At first glance, the large and small works that make up the show are varied and impactful. Photographs of landscapes and topography (crushed and re-inforced on fibreglass), brass powder (collected from traditional iron-smithy studios and karkhanas), copper vessels (broken, beaten and hammered out of shape), large panels of sculpted pulp (moulded by hand from paper boards) share space and vie for attention on walls, floors and pedestals. Together they tell of his journey as an artist – one who was formally trained in a colonial/post-colonial visual language, but who now also seeks to join the dots of overheard conversations in family settings of abandoned homes and historical migrations. Awdhesh was taken aback when he realized, only rather recently, that the place that his grandfather thinks of as home, is not where the family has always lived, but instead, is nestled somewhere between Damoh and Sagar (between Khajuraho and Sanchi), from where their community of Thateras (brass and copper utensil makers) migrated more than 250 years ago. It was a migration, his grandfather says, forced by plague, drought and dacoits.
This place, Pancham Nagar, was once well-known for its paper board (gatta) factory, and for the distinct, un-mistake-able sounds of hammers steadily beating upon brass and copper sheets being fashioned into vessels for domestic use. Mathaar then, is process; mathaar is sound, mathaar are the distinctive patterns and textures that emerge when hammer strikes on metal. It is a sound long muted in Pancham Nagar, but it continues to whisper and echo on in the stories and identities of generation of the thatera immigrants who spread to nearby cities and towns, in search of new places of work and livelihood.
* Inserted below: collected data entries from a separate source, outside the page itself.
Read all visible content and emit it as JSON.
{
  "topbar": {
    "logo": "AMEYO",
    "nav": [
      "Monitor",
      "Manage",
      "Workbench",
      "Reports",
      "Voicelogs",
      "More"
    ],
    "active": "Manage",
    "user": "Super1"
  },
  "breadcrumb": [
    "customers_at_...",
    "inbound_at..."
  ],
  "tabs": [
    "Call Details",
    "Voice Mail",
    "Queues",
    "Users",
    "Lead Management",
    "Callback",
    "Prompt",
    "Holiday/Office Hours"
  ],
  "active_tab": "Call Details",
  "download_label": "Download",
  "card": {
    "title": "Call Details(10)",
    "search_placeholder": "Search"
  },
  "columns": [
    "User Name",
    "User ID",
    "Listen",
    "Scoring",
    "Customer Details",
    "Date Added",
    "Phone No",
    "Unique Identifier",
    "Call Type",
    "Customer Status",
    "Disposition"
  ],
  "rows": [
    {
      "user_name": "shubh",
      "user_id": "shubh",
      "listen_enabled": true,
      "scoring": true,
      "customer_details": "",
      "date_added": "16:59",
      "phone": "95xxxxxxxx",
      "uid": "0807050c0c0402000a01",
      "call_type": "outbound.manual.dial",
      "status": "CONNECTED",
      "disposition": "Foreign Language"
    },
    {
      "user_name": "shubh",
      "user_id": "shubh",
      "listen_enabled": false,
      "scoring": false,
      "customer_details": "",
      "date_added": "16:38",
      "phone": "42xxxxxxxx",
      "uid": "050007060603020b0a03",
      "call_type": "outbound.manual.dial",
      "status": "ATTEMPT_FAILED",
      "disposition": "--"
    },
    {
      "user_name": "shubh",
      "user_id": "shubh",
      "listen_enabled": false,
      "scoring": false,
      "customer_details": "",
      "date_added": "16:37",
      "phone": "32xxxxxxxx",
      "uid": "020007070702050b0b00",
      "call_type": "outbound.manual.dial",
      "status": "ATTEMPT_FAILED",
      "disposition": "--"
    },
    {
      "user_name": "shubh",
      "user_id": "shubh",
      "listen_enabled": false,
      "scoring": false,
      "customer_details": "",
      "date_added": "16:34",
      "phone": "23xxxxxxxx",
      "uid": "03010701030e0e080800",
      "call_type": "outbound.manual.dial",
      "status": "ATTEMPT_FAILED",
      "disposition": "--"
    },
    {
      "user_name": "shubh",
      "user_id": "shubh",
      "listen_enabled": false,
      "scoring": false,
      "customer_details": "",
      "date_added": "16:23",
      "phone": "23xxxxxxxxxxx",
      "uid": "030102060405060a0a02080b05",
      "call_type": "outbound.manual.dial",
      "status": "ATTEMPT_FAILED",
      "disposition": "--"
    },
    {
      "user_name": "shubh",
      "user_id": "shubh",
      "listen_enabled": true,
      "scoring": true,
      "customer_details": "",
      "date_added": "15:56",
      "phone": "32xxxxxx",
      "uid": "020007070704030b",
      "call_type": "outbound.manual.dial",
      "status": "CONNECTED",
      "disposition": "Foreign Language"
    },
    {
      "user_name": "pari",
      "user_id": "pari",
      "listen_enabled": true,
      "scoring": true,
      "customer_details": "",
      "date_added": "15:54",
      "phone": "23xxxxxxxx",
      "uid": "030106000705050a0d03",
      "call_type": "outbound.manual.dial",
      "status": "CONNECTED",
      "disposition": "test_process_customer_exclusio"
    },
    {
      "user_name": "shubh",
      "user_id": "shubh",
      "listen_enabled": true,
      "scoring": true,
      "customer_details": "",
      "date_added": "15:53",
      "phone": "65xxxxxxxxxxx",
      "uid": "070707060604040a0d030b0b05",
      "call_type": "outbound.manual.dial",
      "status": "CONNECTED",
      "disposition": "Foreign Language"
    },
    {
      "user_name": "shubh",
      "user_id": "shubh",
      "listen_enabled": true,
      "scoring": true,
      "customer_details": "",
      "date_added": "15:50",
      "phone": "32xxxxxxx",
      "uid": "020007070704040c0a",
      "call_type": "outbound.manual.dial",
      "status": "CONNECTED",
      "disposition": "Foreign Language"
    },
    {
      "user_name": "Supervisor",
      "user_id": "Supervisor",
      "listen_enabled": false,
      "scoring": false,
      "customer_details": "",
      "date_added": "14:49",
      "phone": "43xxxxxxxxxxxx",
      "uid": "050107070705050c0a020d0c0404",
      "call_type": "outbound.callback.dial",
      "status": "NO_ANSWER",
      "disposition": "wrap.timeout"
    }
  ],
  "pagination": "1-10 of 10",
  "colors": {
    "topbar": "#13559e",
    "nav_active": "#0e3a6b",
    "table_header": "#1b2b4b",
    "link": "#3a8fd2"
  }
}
Awdhesh’s engagement with these diverse materials – pulp, brass, copper, hammer, photographs — is therefore deep, personal and vested. His works are testimonies that the histories of the craftsmen communities (such as the thateras) are indeed embedded in time-honored metal-working (and other) practices, that they are expressed, sometimes, in nostalgia-filled oral retellings of their family stories. Works like his are crucial, urgent and indispensable interventions in the resistance to the erasure of the voices and lived experiences of traditional and migrant crafts-persons all over the world, especially in our times.